Le Traité de l’Optique de Ibn al-Haytham, une révolution dans les sciences de la vision au XIe siècle
Neuropsychologue, enseignant-chercheur en neurosciences cognitives, Michel Imbert est aussi professeur honoraire au sein du Laboratoire des Systèmes Perceptifs (LSP) dirigé par Pascal Mamassian, chercheur au CNRS, spécialiste de la vision. Son dernier ouvrage, “La fin du regard éclairant”, vient de paraître aux Éditions Vrin. Il remet en lumière les travaux remarquables d’Alhazen, mathématicien, philosophe, physiologiste et physicien du monde médiéval arabo-musulman, père des sciences de la vision et l’un des premiers promoteurs de la méthode scientifique expérimentale. Son oeuvre marque une rupture radicale avec ses prédécesseurs.

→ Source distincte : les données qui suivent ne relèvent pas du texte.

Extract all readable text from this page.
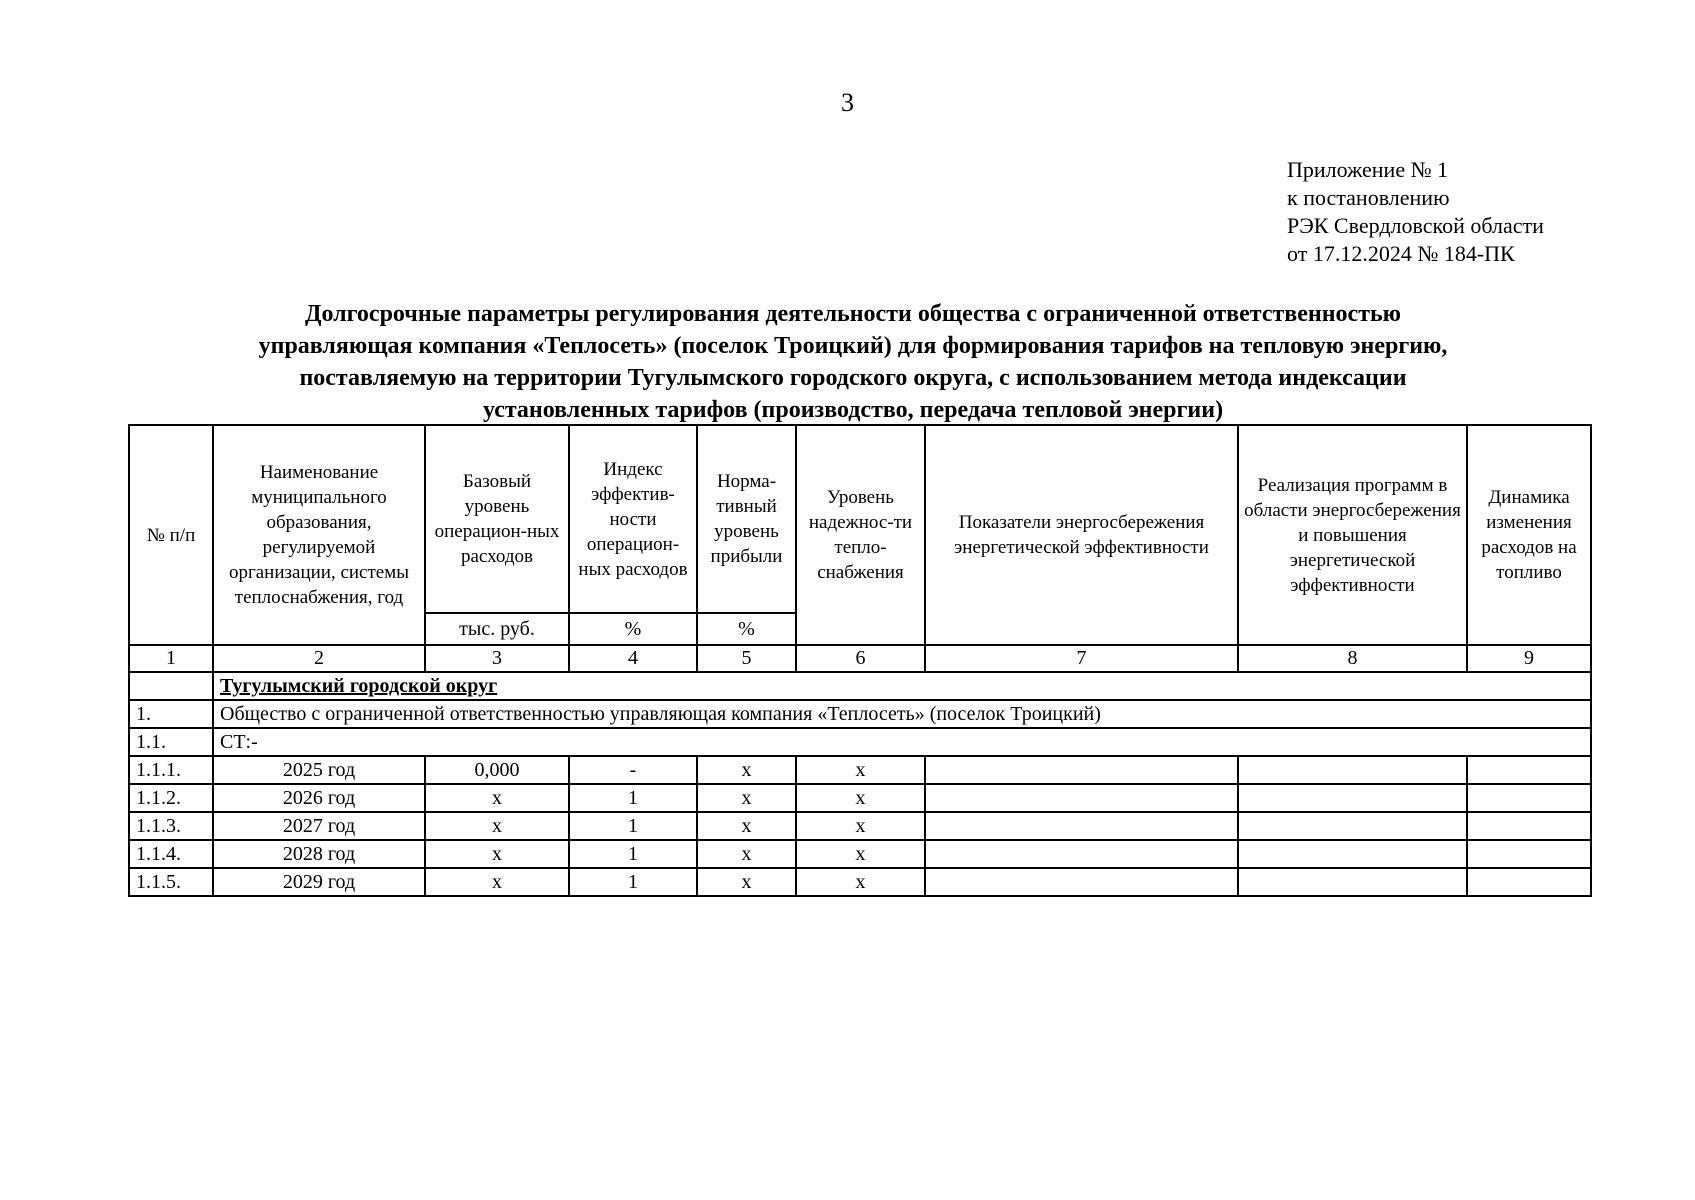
3
Приложение № 1
к постановлению
РЭК Свердловской области
от 17.12.2024 № 184-ПК
Долгосрочные параметры регулирования деятельности общества с ограниченной ответственностью
управляющая компания «Теплосеть» (поселок Троицкий) для формирования тарифов на тепловую энергию,
поставляемую на территории Тугулымского городского округа, с использованием метода индексации
установленных тарифов (производство, передача тепловой энергии)
№ п/п	Наименование муниципального образования, регулируемой организации, системы теплоснабжения, год	Базовый уровень операцион-ных расходов	Индекс эффектив-ности операцион-ных расходов	Норма-тивный уровень прибыли	Уровень надежнос-ти тепло-снабжения	Показатели энергосбережения энергетической эффективности	Реализация программ в области энергосбережения и повышения энергетической эффективности	Динамика изменения расходов на топливо
		тыс. руб.	%	%				
1	2	3	4	5	6	7	8	9
	Тугулымский городской округ							
1.	Общество с ограниченной ответственностью управляющая компания «Теплосеть» (поселок Троицкий)							
1.1.	СТ:-							
1.1.1.	2025 год	0,000	-	x	x			
1.1.2.	2026 год	x	1	x	x			
1.1.3.	2027 год	x	1	x	x			
1.1.4.	2028 год	x	1	x	x			
1.1.5.	2029 год	x	1	x	x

Lumière et vision, indissociables dans l’Antiquité, sont désormais séparées : l’œil n’illumine plus les objets, il en reçoit la lumière qu’ils réfléchissent. Cette découverte rendit possible les théories modernes initiées par Képler au début du XVIIe siècle. Pascal Mamassian et Michel Imbert se sont rencontrés à l’occasion de la parution de son ouvrage.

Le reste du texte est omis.